Da transcendência na pintura moderna


Rauschenberg

A pintura, haveremos de o descobrir, tornou-se na arte essência-prima. Tudo começa por uma imagem, por uma visão. Difusa, sedutora; não é um mandato técnico que, sobre as mitologias do que aparece-não aparece, se revela a síntese de um tempo ou estado emotivo.

A literatura, por sua conta, é o gesto mecânico de reproduzir essa visão numa metáfora através destes símbolos-palavra. Mexe no âmago, mas só sob certas condições: ensina-nos que não existem histórias únicas.

A música é uma arte que se revela à posteriori, e, embora tenha uma qualidade suprema, a imaterialidade, que nenhuma das outras artes possui, não deixa de ser remetida ao poder sedutor das imagens: e eis que nos surge a pintura, de novo, triunfante.

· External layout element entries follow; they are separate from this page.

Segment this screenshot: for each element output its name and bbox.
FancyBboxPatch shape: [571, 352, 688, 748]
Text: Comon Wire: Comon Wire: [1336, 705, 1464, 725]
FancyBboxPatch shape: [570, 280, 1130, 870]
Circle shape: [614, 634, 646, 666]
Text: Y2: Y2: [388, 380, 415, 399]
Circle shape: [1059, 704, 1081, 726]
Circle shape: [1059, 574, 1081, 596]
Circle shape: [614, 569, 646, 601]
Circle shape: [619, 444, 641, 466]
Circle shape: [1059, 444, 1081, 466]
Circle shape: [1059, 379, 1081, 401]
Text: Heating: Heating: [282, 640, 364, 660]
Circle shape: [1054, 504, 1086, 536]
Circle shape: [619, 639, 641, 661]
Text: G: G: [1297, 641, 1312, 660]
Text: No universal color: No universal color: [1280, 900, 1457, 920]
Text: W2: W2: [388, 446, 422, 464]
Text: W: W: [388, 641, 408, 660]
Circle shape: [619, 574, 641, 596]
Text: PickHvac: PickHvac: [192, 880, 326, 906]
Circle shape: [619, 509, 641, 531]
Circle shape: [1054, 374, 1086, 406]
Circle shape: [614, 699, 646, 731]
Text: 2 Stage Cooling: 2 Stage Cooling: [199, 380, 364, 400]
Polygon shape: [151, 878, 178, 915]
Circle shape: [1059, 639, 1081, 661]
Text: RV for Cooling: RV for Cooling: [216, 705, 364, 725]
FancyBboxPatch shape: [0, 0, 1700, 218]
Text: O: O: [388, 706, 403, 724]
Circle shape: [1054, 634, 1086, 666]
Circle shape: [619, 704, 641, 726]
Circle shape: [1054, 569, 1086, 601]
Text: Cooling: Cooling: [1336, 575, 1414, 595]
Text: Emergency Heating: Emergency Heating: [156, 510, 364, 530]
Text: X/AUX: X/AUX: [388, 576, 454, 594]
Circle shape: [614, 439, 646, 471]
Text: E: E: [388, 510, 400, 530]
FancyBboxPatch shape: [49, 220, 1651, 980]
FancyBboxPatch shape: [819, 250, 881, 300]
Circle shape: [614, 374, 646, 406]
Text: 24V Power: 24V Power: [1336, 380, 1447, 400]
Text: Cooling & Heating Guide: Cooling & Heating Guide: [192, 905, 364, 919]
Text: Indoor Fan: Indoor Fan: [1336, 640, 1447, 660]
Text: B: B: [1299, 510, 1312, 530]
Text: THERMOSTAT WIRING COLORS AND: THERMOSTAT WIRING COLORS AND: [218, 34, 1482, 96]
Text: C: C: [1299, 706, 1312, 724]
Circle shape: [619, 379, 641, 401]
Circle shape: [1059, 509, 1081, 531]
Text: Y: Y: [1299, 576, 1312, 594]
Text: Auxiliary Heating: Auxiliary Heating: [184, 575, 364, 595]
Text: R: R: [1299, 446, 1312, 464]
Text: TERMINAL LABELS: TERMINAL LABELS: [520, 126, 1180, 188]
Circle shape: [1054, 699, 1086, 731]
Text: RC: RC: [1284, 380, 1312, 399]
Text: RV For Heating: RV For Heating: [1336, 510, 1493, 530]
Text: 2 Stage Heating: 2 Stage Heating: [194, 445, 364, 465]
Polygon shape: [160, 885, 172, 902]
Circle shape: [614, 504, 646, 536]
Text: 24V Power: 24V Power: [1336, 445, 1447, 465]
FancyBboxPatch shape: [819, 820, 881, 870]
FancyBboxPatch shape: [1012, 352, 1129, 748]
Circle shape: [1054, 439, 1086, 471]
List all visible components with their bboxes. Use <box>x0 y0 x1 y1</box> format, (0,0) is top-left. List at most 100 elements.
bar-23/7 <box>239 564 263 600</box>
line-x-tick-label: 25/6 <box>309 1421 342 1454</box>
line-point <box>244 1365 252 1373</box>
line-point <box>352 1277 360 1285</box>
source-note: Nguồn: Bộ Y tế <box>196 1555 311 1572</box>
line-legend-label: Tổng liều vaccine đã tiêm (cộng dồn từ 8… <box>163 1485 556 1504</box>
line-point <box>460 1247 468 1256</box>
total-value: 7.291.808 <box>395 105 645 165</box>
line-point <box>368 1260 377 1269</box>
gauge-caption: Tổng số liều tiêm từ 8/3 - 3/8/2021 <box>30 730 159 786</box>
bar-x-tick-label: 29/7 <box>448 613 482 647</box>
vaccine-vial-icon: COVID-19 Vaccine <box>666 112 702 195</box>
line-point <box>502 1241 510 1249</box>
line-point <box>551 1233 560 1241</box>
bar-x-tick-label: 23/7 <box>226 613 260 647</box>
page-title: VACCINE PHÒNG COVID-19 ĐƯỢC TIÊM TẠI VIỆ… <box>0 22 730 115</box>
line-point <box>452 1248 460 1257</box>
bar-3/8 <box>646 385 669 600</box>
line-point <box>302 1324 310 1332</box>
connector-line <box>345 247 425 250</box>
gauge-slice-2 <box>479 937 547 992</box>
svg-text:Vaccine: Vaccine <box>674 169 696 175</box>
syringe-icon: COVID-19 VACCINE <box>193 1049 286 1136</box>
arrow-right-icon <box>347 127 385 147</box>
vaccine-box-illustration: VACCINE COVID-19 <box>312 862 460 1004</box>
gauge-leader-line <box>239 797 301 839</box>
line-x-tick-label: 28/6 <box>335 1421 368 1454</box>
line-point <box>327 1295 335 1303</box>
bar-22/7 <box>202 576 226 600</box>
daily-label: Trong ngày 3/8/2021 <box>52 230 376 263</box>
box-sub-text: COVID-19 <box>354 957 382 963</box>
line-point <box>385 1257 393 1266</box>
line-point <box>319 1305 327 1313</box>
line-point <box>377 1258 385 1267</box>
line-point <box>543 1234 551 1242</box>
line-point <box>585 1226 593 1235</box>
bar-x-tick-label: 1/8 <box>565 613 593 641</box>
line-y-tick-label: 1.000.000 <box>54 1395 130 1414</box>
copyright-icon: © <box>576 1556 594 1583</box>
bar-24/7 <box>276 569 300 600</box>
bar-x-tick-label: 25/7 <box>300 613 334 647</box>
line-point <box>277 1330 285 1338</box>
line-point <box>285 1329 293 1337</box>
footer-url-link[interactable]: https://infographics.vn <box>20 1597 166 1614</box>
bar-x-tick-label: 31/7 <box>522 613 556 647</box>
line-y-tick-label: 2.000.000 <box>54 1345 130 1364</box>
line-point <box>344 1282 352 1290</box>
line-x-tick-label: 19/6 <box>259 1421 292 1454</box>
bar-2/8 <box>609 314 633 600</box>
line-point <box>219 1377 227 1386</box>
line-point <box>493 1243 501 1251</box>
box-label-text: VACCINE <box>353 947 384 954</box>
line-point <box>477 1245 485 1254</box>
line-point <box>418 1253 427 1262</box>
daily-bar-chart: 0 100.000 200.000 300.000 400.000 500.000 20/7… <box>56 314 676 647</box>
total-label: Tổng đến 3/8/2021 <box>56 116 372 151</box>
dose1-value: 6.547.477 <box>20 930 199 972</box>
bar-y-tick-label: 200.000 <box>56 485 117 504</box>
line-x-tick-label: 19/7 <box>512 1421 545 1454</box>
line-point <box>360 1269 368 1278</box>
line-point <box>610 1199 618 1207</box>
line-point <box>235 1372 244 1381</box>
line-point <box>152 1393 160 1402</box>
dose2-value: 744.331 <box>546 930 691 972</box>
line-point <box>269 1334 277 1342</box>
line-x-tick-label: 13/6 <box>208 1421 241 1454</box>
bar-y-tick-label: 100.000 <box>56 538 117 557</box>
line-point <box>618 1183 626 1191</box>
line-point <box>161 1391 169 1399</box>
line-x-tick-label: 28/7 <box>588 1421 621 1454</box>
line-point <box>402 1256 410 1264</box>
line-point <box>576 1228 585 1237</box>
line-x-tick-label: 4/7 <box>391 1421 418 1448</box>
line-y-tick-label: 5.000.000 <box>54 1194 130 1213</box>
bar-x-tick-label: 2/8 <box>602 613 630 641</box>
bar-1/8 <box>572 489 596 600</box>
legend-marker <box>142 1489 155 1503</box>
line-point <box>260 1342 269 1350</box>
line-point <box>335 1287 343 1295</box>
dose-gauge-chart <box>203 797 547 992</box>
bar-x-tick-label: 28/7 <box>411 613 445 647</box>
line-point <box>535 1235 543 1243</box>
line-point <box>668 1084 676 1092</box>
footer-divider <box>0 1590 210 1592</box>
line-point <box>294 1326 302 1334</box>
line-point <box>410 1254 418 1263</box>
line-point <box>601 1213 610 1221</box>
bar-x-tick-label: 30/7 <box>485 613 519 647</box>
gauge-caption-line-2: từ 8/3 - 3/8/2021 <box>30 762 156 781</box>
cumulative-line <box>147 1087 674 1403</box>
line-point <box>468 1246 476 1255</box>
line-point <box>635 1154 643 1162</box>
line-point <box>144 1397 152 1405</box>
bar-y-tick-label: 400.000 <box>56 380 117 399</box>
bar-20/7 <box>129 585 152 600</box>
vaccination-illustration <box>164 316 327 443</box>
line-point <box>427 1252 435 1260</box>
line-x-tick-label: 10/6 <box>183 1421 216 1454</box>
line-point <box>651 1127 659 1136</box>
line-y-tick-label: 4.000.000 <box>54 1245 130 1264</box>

No desenho, e especialmente com o modernismo na arte, a humanidade transcendeu toda a linguagem. A linguagem literária, musical, até a pictórica. É óbvio que o defeito das imagens é serem lidas: como acontece na fotografia e no cinema, estão ali para ler. Estão consignadas ao domínio literário, a esse espaço clássico da narrativa. No desenho não. O desenho é algo que se liga à imaginação pura, pré-existência, alma, além de uma série de mecanismos na psique e personalidade do artista que nos são, espectadores, impossíveis de descodificar.

Quando tudo era giro

Agora é cultura. Mas já foi contracultura. Eu garanto-vos que fui o primeiro, enquanto todos na faixa etária 20-25 andavam com a mania do gira, a usar o bonita. Hoje, tudo é bonito. Até as mulheres bonitas já não são giras. São bonitas, como deve ser.


[Eros, Wong Kar-wai, Soderbergh, Antonioni - 2004]

Mais umas histórias simples

Paterson [2016] não tem a radicalidade da forma de The Straight Story [1999], nem, por muito que o queiramos ler nas entrelinhas de uma estória feita do underdog que se sente inconformado, o arrojo e rebeldia poética de Henry Fool [1997], mas o novo filme de Jarmusch partilha muitas das qualidades com aqueles filmes de Lynch e Hal Hartley. No despojo visual-narrativo, na carta esperançosa que se dirige à poesia enquanto salvação de uma classe operária que sonha um futuro.